I thought I did, but he didn’t give me a chance to answer. A few seconds of deft manipulation left me in the grip of a six-point harness. He leaned down in front of me, flashed a thumbs-up and headed back to the cockpit.

The men around me were wearing no such restraints. As I heard the pilot and co-pilot check off switches and instrument readings, the soldiers made a show of ignoring me and each other.

Then we were in the air.

“It’ll be about a half-hour ride,” I heard in my headset.

“Roger,” came a reply.

I looked down the line of SEALs and saw Larsen sitting at the end of the row across from me.
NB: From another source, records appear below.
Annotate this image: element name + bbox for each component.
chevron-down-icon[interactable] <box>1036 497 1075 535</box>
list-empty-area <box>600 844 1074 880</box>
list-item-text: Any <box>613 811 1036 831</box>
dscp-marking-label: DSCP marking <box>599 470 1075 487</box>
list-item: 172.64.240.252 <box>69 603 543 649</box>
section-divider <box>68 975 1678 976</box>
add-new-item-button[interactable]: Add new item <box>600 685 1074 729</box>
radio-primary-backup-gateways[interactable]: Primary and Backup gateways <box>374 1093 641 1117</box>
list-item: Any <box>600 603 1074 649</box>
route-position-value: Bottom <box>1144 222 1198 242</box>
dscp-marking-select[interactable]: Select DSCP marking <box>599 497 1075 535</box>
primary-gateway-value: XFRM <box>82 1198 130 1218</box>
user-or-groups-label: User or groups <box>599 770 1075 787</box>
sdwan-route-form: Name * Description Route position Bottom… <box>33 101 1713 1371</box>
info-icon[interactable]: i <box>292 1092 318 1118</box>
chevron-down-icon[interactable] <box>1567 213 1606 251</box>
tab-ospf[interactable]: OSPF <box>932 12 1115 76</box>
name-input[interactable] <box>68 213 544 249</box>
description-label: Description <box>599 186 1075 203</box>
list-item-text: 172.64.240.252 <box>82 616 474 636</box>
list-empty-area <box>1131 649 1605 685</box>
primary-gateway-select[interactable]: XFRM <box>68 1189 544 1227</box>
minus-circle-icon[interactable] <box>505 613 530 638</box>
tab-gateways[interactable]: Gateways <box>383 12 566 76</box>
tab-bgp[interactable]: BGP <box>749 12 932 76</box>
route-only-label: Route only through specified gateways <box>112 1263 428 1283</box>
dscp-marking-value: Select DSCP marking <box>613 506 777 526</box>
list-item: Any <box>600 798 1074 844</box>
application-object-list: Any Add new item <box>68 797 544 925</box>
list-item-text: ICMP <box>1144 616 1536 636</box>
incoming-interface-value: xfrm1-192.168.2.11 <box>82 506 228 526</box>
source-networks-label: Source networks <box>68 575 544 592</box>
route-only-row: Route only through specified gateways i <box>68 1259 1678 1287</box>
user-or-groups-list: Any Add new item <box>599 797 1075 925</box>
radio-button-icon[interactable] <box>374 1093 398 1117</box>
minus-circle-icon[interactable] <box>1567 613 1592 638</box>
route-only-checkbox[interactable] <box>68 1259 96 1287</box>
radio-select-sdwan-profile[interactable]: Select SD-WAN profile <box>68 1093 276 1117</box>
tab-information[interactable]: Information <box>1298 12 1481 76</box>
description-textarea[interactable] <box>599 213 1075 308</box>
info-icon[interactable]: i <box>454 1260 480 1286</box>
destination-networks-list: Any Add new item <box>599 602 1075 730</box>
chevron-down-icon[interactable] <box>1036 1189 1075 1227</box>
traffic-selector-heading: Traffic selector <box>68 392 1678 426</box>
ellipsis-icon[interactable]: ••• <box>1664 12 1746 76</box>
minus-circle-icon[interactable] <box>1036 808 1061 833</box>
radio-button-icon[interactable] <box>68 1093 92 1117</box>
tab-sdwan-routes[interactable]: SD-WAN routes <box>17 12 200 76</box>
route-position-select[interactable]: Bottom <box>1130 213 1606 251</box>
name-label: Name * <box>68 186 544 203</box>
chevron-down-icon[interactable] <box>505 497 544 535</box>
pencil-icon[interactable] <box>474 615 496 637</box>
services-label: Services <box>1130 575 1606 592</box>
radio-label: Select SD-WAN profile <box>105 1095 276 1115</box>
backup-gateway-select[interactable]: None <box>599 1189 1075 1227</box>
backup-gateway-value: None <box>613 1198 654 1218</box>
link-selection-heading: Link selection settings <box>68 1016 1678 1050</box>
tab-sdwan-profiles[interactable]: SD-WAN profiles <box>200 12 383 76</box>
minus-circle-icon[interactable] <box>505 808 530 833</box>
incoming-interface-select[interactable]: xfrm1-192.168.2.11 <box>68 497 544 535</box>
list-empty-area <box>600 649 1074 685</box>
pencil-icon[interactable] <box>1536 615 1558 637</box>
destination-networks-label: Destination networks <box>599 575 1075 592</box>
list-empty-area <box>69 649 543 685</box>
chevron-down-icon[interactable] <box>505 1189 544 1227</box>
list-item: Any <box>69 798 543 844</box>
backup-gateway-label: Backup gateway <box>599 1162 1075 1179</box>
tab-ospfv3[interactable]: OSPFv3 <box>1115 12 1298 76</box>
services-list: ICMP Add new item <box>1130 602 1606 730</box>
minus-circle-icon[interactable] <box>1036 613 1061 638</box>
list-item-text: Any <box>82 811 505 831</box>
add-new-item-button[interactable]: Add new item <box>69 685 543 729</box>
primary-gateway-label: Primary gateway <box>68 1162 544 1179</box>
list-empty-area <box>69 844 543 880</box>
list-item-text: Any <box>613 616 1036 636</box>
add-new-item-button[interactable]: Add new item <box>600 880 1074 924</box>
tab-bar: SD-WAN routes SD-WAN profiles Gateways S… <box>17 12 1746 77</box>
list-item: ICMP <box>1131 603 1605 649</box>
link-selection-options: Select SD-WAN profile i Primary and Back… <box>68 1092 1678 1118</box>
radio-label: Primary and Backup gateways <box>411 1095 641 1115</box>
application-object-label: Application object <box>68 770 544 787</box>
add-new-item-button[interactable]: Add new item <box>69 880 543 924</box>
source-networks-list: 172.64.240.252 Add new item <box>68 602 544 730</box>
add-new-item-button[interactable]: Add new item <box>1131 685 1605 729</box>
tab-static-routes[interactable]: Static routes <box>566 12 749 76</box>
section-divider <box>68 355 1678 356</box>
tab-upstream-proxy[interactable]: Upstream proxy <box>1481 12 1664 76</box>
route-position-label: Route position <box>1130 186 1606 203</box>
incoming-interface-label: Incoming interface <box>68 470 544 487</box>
He had the clipboard again, and his head was bowed as he examined its contents.

The man directly across from me seemed intent on using his eyes to drill a hole in the wall above my head. The cabin lights turned his face, framed by a black watch cap and matching turtleneck, a demonic crimson.

I felt like I should try to talk to him, or any of them. But the shadows in the helicopter seemed more solid and defined than the SEALs, who all looked the same. And acted the same: cold, silent.

There were no faces to scrutinize, no conversations to overhear. So I unfurled the faxes, massaging the rubber band on my wrist with two unthinking fingers as I read.

First, the submarine’s crew, an understrength complement of thirty men. The captain, Yoon Chong-Gug, had a distinguished record in the North Korean navy. He also had family in South Korea and had been working for the United States for several years. He was smiling in the picture at the top of his dossier, a mouthful of gapped teeth gleaming in contrast with his bushy black eyebrows.

When he found out he would be ferrying research from an offshore lab to a base on the mainland, he suggested the mass defection to his CIA contacts. They had arranged for the escort by a U.S. attack sub, but the details of the scheme were his.